The Pakistan government told a visiting team of a UNSC (United States Security Council) monitoring committee that, as the UN panel had provided it with insufficient information about six terrorists sanctioned by the world’s security panel and hence were unable act against the individuals listed.
Prime Minister Imran Khan’s government has approached the UNSC to delete names of the terrorists from the list.
Islamabad confirmed that only 19 of the 130 terrorists sanctioned by the UNSC are in Pakistan. Diplomats in Delhi have been quoted in the Hindustan Times as saying that China will back Pakistan’s efforts in deletion of the names.
For years, China had blocked an Indian-led international effort to designate chief of the Jaish-e-Mohammad terror group Masood Azhar as a global terrorist.
A long-time ally of Pakistan, Bejing eventually gave in last year after the Pulwama attack led by the Jaish-e-Mohammed killed 40 CRPF troopers.
Later, China, in an attempt to make up to Pakistan, supported Islamabad’s effort to get four Indian professionals working in Afghanistan designated as terrorists under the UN Security Council’s 1267 Al Qaida sanctions.
The Indian government, however, managed to evacuate the four Indians from Afghanistan over apprehensions that Pakistan could abduct them and claim to arrest them from its territory.
Former-Navy officer Kulbhushan Jadhav was abducted from Iran and turned up in the custody of Pakistani security agencies, and was sentenced to death. Jadhav is still in a Pakistan jail despite the International Court of Justice verdict last year that asked Islamabad to have the sentence reviewed by an independent body.
When the Financial Action Task Force asked Pakistan about the deletion of 3,800 names from its domestic terror watch list, Pakistan put out a similar set of explanations. Pakistan had shown the list to FATF in October 2018, to demonstrate that it was coming down heavily on terrorists. As per FATF records, this list then had 7,600 terrorist names.
A New York-based tech firm Castellum AI that tracks watch lists globally was the one that first spotted around 800 names were removed after March 27. Indian counterterror officials maintain that Pakistan’s efforts to prune its terror watch list is recent.
Indian diplomats feel that Pakistan evading FATF’s blacklist has a lot to do with Beijing’s influence.

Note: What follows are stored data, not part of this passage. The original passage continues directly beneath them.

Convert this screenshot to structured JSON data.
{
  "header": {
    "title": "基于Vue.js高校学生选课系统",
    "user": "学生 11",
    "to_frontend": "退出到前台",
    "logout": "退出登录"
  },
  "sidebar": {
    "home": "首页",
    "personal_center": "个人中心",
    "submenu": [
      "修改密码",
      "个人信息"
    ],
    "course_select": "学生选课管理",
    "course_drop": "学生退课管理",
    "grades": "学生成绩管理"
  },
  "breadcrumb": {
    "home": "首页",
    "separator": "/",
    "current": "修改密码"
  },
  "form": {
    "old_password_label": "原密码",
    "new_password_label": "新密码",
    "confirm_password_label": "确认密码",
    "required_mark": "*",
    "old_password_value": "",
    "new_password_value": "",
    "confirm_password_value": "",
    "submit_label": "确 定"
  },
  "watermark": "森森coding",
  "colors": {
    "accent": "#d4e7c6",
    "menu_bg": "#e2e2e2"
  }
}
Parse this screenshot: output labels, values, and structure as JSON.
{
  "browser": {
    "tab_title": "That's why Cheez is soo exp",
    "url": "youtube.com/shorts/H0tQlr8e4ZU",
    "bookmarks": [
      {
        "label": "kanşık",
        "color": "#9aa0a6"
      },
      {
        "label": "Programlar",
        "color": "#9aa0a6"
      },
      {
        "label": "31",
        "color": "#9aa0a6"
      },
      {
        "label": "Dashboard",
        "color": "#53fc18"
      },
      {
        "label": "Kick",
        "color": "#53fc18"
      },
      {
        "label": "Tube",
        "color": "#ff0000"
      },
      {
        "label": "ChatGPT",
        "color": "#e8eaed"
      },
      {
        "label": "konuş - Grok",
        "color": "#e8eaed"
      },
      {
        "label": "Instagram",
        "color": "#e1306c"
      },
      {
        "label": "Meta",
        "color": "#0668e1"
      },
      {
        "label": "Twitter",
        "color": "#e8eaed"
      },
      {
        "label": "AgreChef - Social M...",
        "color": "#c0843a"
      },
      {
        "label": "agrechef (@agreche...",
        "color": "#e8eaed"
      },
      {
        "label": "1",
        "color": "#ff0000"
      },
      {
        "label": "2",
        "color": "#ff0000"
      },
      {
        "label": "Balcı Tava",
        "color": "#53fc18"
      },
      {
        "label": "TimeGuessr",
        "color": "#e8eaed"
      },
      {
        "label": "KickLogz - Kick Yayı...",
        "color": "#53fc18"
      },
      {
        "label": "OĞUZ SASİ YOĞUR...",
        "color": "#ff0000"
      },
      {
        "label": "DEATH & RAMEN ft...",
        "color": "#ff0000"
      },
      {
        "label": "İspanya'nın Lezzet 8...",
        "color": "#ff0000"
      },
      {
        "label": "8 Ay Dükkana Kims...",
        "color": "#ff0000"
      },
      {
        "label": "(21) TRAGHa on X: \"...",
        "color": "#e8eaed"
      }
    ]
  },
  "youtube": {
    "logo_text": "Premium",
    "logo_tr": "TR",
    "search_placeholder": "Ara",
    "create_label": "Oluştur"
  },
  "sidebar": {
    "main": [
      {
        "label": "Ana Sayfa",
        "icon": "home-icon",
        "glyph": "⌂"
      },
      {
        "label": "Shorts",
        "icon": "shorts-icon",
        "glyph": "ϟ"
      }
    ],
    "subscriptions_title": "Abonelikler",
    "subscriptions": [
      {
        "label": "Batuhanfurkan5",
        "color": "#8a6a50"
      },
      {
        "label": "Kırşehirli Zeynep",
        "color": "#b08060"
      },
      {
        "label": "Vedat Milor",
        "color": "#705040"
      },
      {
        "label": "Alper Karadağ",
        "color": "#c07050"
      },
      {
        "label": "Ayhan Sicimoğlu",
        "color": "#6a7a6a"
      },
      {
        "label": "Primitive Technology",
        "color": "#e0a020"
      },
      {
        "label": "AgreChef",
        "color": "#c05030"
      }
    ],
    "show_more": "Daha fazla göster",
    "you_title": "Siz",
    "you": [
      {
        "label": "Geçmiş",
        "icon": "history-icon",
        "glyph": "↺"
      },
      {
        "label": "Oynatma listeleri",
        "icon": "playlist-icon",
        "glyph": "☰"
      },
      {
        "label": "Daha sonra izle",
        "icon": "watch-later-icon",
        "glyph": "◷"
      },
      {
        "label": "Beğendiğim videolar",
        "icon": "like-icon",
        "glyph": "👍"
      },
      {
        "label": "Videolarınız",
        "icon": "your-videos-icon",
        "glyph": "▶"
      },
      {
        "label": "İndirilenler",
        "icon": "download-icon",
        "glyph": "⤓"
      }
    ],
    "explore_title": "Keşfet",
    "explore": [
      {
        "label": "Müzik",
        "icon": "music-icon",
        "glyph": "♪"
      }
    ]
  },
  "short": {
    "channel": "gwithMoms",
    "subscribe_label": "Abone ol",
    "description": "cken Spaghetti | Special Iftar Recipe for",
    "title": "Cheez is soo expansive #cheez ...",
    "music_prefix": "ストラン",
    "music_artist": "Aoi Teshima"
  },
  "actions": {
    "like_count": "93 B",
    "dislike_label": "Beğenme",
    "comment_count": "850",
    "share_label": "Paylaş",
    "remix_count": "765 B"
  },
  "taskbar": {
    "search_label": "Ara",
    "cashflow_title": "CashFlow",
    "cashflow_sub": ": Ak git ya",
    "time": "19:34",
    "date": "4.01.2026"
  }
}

Islamabad has been in FATF’s grey list since 2018 for not doing enough to counter the raising of funds by terror groups such as al-Qaeda, Taliban, Lashkar-e-Taiba and Jaish-e-Mohammed.
Pakistan, since then, has missed several deadlines to implement the action plan. But, it has evaded being blacklisted. According to one diplomat, president of FATF has been Xiangmin Liu from China’s since 1 July 2019. And this has helped Islamabad getaway by doing less.
From the 19 names accepted by Pakistan to be on its soil, only two have been convicted—Lashkar-e-Taiba founder Hafiz Saeed and associate Malik Zafar Iqbal.